By 2003, Jacobsen, who had worked as a deputy transportation minister in Ontario and CEO of the Manitoba Workers' Compensation Board, saw TransLink go through months of uncertainty as board members wrestled with whether to support a SkyTrain line to Richmond that the provincial government was aggressively pushing.

Since then, there has been mounting pressure from all parts of the region for improved transit and problems with finding ways to finance that.

Some say it's not surprising if Jacobsen had had her fill.

"She wouldn't admit it, but it's been a harassing position to be in," said former TransLink chair George Puil, who got a call from Jacobsen Tuesday night with the news. "You had a different board every year, some of them obstreperous. And now you've got this new provincially appointed board, a commissioner who's supposed to be named as well, and how do you handle all of this?"

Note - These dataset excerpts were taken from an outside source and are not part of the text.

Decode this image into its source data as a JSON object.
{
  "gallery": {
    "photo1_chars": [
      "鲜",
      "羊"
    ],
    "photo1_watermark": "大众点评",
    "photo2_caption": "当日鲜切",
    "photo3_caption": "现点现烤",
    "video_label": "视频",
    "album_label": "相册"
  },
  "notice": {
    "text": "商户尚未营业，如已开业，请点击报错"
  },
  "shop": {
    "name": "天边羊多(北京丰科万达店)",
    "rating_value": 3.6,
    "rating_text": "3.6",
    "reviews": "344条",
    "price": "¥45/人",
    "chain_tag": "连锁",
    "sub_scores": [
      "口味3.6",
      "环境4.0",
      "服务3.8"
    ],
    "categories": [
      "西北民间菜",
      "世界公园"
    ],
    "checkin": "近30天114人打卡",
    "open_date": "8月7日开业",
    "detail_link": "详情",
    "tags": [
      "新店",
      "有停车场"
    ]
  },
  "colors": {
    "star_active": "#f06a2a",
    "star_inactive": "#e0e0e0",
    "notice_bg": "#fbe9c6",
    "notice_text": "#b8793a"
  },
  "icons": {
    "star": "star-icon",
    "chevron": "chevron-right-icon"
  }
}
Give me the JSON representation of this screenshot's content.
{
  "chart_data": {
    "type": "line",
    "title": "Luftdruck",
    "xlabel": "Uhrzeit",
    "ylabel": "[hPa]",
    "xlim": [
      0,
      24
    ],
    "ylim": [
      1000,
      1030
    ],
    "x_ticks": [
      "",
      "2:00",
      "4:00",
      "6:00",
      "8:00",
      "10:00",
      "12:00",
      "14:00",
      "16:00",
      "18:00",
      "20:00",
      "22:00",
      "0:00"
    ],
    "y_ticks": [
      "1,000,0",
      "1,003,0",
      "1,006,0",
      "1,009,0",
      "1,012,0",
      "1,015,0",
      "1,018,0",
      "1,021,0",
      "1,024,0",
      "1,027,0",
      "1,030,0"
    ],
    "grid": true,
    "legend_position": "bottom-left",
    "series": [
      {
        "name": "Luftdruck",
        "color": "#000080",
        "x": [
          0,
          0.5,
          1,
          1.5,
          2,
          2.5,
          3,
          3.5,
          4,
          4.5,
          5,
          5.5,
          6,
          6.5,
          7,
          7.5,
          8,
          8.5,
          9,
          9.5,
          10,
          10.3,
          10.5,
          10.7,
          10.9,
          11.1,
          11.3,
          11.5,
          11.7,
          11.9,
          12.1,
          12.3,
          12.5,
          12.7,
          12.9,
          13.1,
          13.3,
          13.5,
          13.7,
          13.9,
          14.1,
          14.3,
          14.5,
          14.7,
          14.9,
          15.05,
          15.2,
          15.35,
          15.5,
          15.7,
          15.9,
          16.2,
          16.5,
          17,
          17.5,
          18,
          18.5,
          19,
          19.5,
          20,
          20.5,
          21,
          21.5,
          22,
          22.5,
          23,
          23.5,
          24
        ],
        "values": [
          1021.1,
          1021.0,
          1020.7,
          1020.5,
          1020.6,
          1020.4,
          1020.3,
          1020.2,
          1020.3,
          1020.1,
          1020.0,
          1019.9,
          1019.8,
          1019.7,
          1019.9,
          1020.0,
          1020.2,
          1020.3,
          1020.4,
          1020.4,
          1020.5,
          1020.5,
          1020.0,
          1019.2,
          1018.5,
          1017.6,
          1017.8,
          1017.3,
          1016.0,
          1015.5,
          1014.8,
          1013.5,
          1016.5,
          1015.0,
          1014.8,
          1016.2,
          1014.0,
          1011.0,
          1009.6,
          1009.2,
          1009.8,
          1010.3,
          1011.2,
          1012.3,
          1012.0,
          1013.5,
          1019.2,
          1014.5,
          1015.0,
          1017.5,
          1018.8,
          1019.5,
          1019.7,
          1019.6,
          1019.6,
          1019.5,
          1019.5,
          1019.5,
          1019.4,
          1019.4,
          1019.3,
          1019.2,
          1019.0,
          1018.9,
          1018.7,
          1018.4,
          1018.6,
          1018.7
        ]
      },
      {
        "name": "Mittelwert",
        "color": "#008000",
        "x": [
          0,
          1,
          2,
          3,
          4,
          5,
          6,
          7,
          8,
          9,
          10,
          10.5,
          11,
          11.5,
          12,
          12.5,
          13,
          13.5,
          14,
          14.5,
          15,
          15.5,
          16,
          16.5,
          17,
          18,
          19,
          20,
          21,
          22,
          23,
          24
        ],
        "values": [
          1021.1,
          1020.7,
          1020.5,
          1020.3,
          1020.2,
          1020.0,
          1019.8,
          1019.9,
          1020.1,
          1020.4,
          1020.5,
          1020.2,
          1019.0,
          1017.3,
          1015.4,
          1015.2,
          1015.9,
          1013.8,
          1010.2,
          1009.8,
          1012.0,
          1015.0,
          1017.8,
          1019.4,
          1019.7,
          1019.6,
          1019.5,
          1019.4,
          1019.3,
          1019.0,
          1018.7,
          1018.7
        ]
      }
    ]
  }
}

He said Jacobsen had a style that kept people calm in what could be confrontational situations.

"She placated everybody. She came in after the strike and she worked with the unions." TransLink and its affiliates have 6,000 employees, of which almost 5,000 are in various unions.

Both Puil and the most recent past TransLink chair, Richmond Mayor Malcolm Brodie, said the biggest problem in TransLink's future is going to be finding the money to pay for all the ambitious new transit projects planned.

The new board's new chair, Dale Parker, also said Jacobsen's decision came as a complete surprise.

"There's no doubt the board was really shocked. I spent an hour and a half twisting her arm," said Parker, a business consultant and vice-chair of the Vancouver police board whose election as chair was also announced Tuesday.

Parker said the board will be initiating a major search for a successor.